4. The method for automatically distributing computing resources for three-level parallel middleware according to claim 3, wherein the method comprises the following steps: the message middleware takes the task number of a task execution unit as input, based on the number of blocks allocated to a CPU, the number of blocks allocated to a GPU and the number of threads created on the CPU, allocates the tasks according to the principle that the total time calculated under the condition that the CPU and the GPU finish the tasks simultaneously is the shortest through a resource scheduling model, and realizes the simultaneous calculation of the CPU and the GPU;

The resource scheduling model firstly judges whether a Worker to be called has configured related parameters in a database for the input of new data, wherein the related parameters comprise the number of blocks of a CPU, the number of blocks of a GPU and the number of threads created on the CPU; if the related parameters do not exist, sending a task, enabling the workbench to call a pile inserting program to fit, and obtaining the related parameters from a related result; and then sending the parameters and the data to a task queue to wait for the slave to pull the task to run.

5. The automatic allocation method of computing resources for three-level parallel middleware according to any one of claims 1 to 4, wherein: the CPU is responsible for processing a portion of the data blocks and creation and distribution of threads, and the GPU is responsible for processing the remaining data blocks.

6. The automatic allocation method for computing resources of three-level parallel middleware according to claim 5, wherein the method comprises the following steps: the creation of the thread comprises the following specific implementation steps:

(1) Creating a main thread part of a program, and firstly completing a sequence part of the program in the main thread;

(2) Dividing tasks for parallelizable loops, wherein the main task of dividing is to determine how many loops are executed by the CPU, namely how many threads of the CPU are needed to execute, and then determining the number of tasks executed by the GPU;

(3) Creating a thread to execute the allocated task, wherein a part of the thread executes the calculation task, and a part of the thread controls the GPU to execute the task allocated to the GPU;

(4) Waiting for the complete end of the task, and merging task results;

(5) Execution continues with the remainder of the code.

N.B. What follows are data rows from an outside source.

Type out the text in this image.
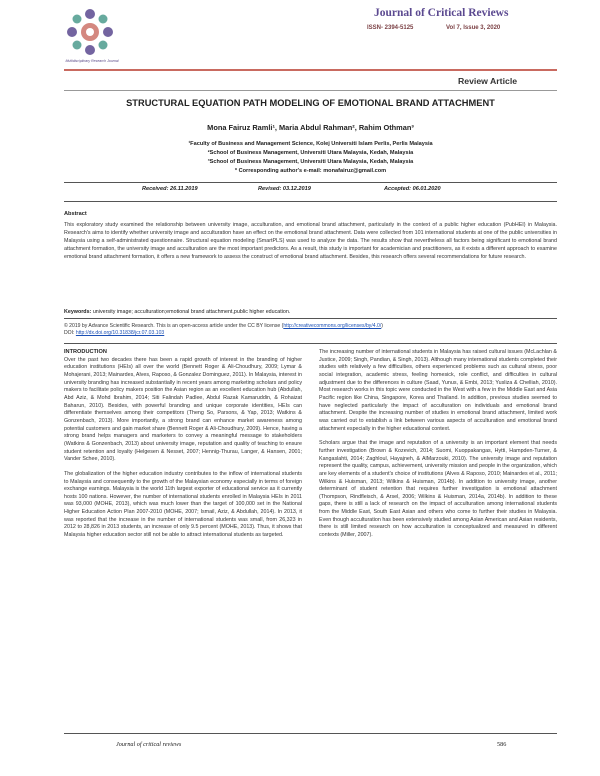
Multidisciplinary Research Journal
Journal of Critical Reviews
ISSN- 2394-5125	Vol 7, Issue 3, 2020
Review Article
STRUCTURAL EQUATION PATH MODELING OF EMOTIONAL BRAND ATTACHMENT
Mona Fairuz Ramli¹, Maria Abdul Rahman², Rahim Othman³
¹Faculty of Business and Management Science, Kolej Universiti Islam Perlis, Perlis Malaysia
²School of Business Management, Universiti Utara Malaysia, Kedah, Malaysia
³School of Business Management, Universiti Utara Malaysia, Kedah, Malaysia
* Corresponding author's e-mail: monafairuz@gmail.com
Received: 26.11.2019	Revised: 03.12.2019	Accepted: 06.01.2020
Abstract
This exploratory study examined the relationship between university image, acculturation, and emotional brand attachment, particularly in the context of a public higher education (PubHEI) in Malaysia. Research's aims to identify whether university image and acculturation have an effect on the emotional brand attachment. Data were collected from 101 international students at one of the public universities in Malaysia using a self-administrated questionnaire. Structural equation modeling (SmartPLS) was used to analyze the data. The results show that nevertheless all factors being significant to emotional brand attachment formation, the university image and acculturation are the most important predictors. As a result, this study is important for academician and practitioners, as it exists a different approach to examine emotional brand attachment formation, it offers a new framework to assess the construct of emotional brand attachment. Besides, this research offers several recommendations for future research.
Keywords: university image; acculturation;emotional brand attachment,public higher education.
© 2019 by Advance Scientific Research. This is an open-access article under the CC BY license (http://creativecommons.org/licenses/by/4.0/)
DOI: http://dx.doi.org/10.31838/jcr.07.03.103
INTRODUCTION

Over the past two decades there has been a rapid growth of interest in the branding of higher education institutions (HEIs) all over the world (Bennett Roger & Ali-Choudhury, 2009; Lymar & Mohajerani, 2013; Mainardes, Alves, Raposo, & Gonzalez Dominguez, 2011). In Malaysia, interest in university branding has increased substantially in recent years among marketing scholars and policy makers to facilitate policy makers position the Asian region as an excellent education hub (Abdullah, Abd Aziz, & Mohd Ibrahim, 2014; Siti Falindah Padlee, Abdul Razak Kamaruddin, & Rohaizat Baharun, 2010). Besides, with powerful branding and unique corporate identities, HEIs can differentiate themselves among their competitors (Theng So, Parsons, & Yap, 2013; Watkins & Gonzenbach, 2013). More importantly, a strong brand can enhance market awareness among potential customers and gain market share (Bennett Roger & Ali-Choudhury, 2009). Hence, having a strong brand helps managers and marketers to convey a meaningful message to stakeholders (Watkins & Gonzenbach, 2013) about university image, reputation and quality of teaching to ensure student retention and loyalty (Helgesen & Nesset, 2007; Hennig-Thurau, Langer, & Hansen, 2001; Vander Schee, 2010).

The globalization of the higher education industry contributes to the inflow of international students to Malaysia and consequently to the growth of the Malaysian economy especially in terms of foreign exchange earnings. Malaysia is the world 11th largest exporter of educational service as it currently hosts 100 nations. However, the number of international students enrolled in Malaysia HEIs in 2011 was 93,000 (MOHE, 2013), which was much lower than the target of 100,000 set in the National Higher Education Action Plan 2007-2010 (MOHE, 2007; Ismail, Aziz, & Abdullah, 2014). In 2013, it was reported that the increase in the number of international students was small, from 26,323 in 2012 to 28,826 in 2013 students, an increase of only 9.5 percent (MOHE, 2013). Thus, it shows that Malaysia higher education sector still not be able to attract international students as targeted.

The increasing number of international students in Malaysia has raised cultural issues (McLachlan & Justice, 2009; Singh, Pandian, & Singh, 2013). Although many international students completed their studies with relatively a few difficulties, others experienced problems such as cultural stress, poor social integration, academic stress, feeling homesick, role conflict, and difficulties in cultural adjustment due to the differences in culture (Saad, Yunus, & Embi, 2013; Yusliza & Chelliah, 2010). Most research works in this topic were conducted in the West with a few in the Middle East and Asia Pacific region like China, Singapore, Korea and Thailand. In addition, previous studies seemed to have neglected particularly the impact of acculturation on individuals and emotional brand attachment. Despite the increasing number of studies in emotional brand attachment, limited work was carried out to establish a link between various aspects of acculturation and emotional brand attachment especially in the higher educational context.

Scholars argue that the image and reputation of a university is an important element that needs further investigation (Brown & Kozevich, 2014; Suomi, Kuoppakangas, Hytti, Hampden-Turner, & Kangaslahti, 2014; Zaghloul, Hayajneh, & AlMarzouki, 2010). The university image and reputation represent the quality, campus, achievement, university mission and people in the organization, which are key elements of a student's choice of institutions (Alves & Raposo, 2010; Mainardes et al., 2011; Wilkins & Huisman, 2013; Wilkins & Huisman, 2014b). In addition to university image, another determinant of student retention that requires further investigation is emotional attachment (Thompson, Rindfleisch, & Arsel, 2006; Wilkins & Huisman, 2014a, 2014b). In addition to these gaps, there is still a lack of research on the impact of acculturation among international students from the Middle East, South East Asian and others who come to further their studies in Malaysia. Even though acculturation has been extensively studied among Asian American and Asian residents, there is still limited research on how acculturation is conceptualized and measured in different contexts (Miller, 2007).

Journal of critical reviews	586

7. The automatic computing resource distribution system for the three-level parallel middleware is characterized by comprising the following modules:

The module 1 is used for predicting the running time of a program by adopting a program instrumentation method, and the specific implementation comprises the following sub-modules:

the module 1.1 is used for positioning the circulation statement and the branch statement, inserting piles in the circulation structure and inserting piles in the branch statement, and obtaining the circulation times and the branch number;

The module 1.2 is used for positioning the MPI communication function, inserting piles for the MPI communication function and obtaining communication data volume;

The module 1.3 is used for taking a new program after the pile is inserted into the original program as a prediction object, inputting and running the newly generated program after the pile is inserted, obtaining the output values of the CPU running time, the GPU running time and the overall running time of the program, calculating again as input, and circularly executing for a plurality of times until the expected value is reached, namely the output value is stable, and the error is less than 0.001;

And the module 2 is used for dividing the calculation tasks, reasonably distributing the calculation tasks to the CPU and the GPU of the task execution unit for calculation, and realizing resource scheduling and load balancing.